Добер вздохнул — вот она, расплата. За удовлетворение любопытства приходится расплачиваться той же монетой.
— Дел у меня сейчас нет,— ответил он.— Я ведь хотел недельку отдохнуть. Тем более что в Атике у меня есть знакомые.
— Ах, все-таки в Атике! Знакомые! Все-таки есть! А ты сказал, что за Долиной мы распрощаемся?
— Сказал. И попрощаемся. Я пойду другой дорогой, если тебе покажется, что я собираюсь тебя продать.
Она ограничилась тем, что сжала губы. Обмен информацией был закончен, они поднялись и продолжили путь.
Скалы становились все выше. Добер знал, что это верный признак того, что приближается Долина Покоя. Он все убыстрял темп, чтобы к вечеру достигнуть известного ему убежища на границе Долины. Там можно было спать абсолютно спокойно — с внешней
За два дня пути Добер уже привык слышать позади себя легкие шаги и даже поймал себя на том, что несколько снизил бдительность. От Медянки он не ждал никаких неприятных сюрпризов, а посторонних она, по его разумению, не могла не заметить.
Ближе к вечеру он понял, что девочка устала. Она стала шумно дышать, и Добер понял, что она не столько вынослива, сколь упряма.
— Еще немного,— бросил он на ходу, оглядываясь через плечо, — потерпи.
— Терплю,— просто ответила Медянка, и он понял, что долго она не выдержит.
Но Добер уже видел впереди расщелину в скалах, в которой раньше ночевал перед рывком через Долину.
В узком пространстве расщелины Медянка свалилась как подкошенная на груду сухих веток. Мужчина развел костерок и приготовил ужин.
— Мои запасы подходят к концу,— сказал он, завязывая свой рюкзак.— Ничего, на той стороне должна быть стоянка ветрогонов, они нас немного подкормят, а дальше что-нибудь придумаем.
Медянка безучастно смотрела куда-то в пространство.
— Спи,— посоветовал Добер,— утром поешь. Она тут же закрыла глаза. Ему сухари не лезли в горло, почему-то расхотелось есть, когда рядом спит измученный и голодный ребенок. Он отложил трапезу до утра, хотя знал, что потом в ожидании сюрпризов Долины не сможет ничего съесть.
Утром отдохнувшая Медянка, не разделявшая его тревог, поела с большим аппетитом. Глядя на нее, Добер тоже пожевал сухарей. Затем он тщательно проверил свое снаряжение, подтянул все ремни и отрегулировал лямки рюкзака, чтобы удобнее было нести. Медянка тоже привела себя в боевую готовность и поудобнее переложила в рукаве заточенный штырь.

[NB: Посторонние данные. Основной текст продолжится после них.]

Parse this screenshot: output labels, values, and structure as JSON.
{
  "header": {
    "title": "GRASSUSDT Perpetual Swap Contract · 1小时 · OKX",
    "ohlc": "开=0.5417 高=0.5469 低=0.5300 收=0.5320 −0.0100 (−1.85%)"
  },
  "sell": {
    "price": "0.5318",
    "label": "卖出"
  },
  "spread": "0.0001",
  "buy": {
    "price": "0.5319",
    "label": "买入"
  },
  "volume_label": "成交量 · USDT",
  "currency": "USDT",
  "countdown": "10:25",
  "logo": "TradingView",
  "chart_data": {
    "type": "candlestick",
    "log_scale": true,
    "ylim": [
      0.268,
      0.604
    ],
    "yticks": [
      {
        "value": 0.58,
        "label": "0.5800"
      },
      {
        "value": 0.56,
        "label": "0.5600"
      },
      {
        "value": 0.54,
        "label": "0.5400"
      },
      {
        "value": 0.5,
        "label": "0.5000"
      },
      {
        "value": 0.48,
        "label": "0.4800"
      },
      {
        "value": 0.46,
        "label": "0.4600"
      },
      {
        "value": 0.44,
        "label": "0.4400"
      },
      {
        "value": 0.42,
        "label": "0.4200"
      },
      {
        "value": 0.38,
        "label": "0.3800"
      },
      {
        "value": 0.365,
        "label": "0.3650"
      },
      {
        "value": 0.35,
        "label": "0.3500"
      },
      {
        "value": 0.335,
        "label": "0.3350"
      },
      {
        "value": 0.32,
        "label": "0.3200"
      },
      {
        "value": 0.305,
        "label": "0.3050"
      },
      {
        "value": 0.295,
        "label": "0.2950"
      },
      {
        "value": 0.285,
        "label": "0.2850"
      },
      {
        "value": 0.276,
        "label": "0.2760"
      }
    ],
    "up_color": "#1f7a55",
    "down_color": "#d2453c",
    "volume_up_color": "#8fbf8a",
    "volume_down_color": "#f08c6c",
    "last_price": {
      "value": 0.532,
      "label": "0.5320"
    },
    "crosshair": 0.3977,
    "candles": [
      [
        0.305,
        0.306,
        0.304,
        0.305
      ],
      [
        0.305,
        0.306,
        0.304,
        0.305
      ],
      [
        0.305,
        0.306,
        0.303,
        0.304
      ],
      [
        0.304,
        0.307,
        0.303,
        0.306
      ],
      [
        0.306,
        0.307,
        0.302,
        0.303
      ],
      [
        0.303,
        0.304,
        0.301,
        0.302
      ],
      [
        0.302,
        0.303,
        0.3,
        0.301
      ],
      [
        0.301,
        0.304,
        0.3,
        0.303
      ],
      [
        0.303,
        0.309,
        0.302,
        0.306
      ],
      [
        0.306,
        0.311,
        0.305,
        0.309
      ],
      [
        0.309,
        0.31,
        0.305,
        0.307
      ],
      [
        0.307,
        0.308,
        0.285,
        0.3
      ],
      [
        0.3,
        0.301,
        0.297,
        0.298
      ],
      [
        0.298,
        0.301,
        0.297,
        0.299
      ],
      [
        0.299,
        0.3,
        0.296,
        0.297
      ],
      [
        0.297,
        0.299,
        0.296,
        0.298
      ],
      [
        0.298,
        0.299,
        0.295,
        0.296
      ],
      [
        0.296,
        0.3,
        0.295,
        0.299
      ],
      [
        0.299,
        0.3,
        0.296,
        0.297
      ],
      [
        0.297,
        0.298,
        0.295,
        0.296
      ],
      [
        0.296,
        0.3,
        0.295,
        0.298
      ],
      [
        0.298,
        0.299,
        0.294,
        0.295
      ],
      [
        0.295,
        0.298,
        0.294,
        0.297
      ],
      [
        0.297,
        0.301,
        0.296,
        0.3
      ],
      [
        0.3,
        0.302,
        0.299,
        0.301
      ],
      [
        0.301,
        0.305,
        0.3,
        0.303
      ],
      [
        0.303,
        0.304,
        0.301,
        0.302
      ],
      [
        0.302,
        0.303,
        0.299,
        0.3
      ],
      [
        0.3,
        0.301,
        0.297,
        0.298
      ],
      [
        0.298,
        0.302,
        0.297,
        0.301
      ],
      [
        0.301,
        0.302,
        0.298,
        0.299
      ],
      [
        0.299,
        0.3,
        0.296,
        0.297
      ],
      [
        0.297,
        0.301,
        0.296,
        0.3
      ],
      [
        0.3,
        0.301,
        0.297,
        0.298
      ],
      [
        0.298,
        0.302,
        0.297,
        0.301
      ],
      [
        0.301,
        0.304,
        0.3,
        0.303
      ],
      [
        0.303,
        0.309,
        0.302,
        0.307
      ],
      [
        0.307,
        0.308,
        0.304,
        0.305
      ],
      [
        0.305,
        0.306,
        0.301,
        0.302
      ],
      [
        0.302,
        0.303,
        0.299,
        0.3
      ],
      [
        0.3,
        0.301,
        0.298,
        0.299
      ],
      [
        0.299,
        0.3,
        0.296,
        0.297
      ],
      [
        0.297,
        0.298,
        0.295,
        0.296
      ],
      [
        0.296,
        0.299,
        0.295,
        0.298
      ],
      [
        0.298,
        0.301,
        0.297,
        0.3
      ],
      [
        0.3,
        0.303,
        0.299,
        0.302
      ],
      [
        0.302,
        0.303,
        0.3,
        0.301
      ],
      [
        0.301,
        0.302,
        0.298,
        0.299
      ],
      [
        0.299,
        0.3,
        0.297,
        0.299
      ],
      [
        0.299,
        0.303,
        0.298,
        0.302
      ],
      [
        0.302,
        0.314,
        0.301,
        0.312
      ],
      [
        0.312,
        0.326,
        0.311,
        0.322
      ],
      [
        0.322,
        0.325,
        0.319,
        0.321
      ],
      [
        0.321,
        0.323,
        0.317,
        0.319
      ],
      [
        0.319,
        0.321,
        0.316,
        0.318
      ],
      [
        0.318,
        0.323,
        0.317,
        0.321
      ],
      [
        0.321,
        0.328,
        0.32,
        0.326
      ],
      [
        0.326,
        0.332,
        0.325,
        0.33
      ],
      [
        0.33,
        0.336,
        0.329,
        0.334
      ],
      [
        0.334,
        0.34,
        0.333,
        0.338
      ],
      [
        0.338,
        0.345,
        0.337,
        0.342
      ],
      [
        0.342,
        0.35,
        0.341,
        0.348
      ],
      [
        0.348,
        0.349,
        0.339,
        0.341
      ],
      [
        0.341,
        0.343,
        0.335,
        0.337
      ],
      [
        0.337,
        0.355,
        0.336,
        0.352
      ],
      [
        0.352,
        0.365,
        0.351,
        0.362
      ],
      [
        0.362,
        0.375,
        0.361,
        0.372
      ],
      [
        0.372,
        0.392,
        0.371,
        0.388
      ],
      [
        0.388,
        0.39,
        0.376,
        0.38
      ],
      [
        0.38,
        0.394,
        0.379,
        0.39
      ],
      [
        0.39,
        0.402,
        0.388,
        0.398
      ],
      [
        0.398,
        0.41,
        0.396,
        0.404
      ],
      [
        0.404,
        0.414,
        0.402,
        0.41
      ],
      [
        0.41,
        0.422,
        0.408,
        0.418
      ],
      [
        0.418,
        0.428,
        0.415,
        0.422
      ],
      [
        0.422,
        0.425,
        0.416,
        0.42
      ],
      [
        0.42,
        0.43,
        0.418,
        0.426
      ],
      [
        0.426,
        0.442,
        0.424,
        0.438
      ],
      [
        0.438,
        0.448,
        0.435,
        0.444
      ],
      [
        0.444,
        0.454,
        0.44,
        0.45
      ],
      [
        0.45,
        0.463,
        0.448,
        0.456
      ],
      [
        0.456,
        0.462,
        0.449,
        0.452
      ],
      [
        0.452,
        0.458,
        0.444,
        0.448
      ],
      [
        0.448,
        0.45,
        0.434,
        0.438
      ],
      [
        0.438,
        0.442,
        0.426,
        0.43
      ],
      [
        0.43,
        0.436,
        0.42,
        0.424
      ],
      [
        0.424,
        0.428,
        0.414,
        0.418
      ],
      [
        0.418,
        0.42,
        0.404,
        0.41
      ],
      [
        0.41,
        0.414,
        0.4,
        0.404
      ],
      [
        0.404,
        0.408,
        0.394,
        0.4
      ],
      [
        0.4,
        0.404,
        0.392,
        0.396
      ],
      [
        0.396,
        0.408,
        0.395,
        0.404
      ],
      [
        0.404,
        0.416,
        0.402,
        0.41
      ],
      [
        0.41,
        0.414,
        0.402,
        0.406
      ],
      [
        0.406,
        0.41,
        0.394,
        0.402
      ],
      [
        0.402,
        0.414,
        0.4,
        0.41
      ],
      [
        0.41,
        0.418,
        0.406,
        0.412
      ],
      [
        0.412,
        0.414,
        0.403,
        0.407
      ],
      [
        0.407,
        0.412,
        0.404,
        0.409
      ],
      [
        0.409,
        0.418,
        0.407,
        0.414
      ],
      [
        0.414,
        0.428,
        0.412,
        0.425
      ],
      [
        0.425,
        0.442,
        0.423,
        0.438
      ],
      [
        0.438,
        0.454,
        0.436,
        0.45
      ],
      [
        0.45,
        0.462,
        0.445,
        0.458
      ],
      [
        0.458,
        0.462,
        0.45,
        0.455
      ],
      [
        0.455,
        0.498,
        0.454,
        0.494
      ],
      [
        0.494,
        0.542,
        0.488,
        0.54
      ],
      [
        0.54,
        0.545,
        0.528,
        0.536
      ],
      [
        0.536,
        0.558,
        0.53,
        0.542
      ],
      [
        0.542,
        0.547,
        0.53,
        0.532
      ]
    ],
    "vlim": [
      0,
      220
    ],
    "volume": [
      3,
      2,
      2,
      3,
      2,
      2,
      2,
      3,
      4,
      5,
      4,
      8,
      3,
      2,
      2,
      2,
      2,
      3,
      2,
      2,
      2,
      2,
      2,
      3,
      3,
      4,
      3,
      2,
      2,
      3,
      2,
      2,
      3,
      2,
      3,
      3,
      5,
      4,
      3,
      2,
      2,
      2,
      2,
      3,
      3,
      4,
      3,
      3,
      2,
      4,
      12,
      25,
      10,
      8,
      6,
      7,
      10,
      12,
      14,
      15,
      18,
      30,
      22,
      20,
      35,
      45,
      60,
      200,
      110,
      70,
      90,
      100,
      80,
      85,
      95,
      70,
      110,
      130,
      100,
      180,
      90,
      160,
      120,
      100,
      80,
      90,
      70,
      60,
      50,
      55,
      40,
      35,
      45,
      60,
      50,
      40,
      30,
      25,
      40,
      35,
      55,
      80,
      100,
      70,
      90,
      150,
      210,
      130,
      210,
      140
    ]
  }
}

Добер, поднимаясь, бросил:
— Не потребуется.
Она ничего не ответила, оставшись при своем мнении.
— Пошли? — спросил он.
Покинув расщелину, они миновали узкий коридор между двумя отвесными скалами и вышли на большую прогалину, усыпанную мелким белым песком. Добер притормозил. Медянка, широко распахнув ресницы, смотрела на сооружение посредине прогалины. Там была насыпана груда камней, среди которых торчал шест с прикрепленным к нему щитом. На щите был нарисован черный крест и написано: «Долина Покоя». Внизу шест опутывала колючая проволока, на которую были насыпаны кости. С камней слепо пялились на путников несколько черепов.
— Впечатляет? — поинтересовался Добер.
— Не очень,— покачала головой девочка.
— Тогда иди сюда.
Медянка подошла, и мужчина привязал ее к себе куском пластиковой веревки, которую пропустил под кожаный пояс девочки.
— Что за шутки? — нахмурилась та.
— Чтобы не убежала. В Долине нельзя бегать, иначе собьешься с дороги. Теперь запомни: никаких резких движений. Если я остановился — тоже стой, что бы ни увидела! И не вздумай хвататься за свой штырь — никакого проку не будет, только себе навредишь.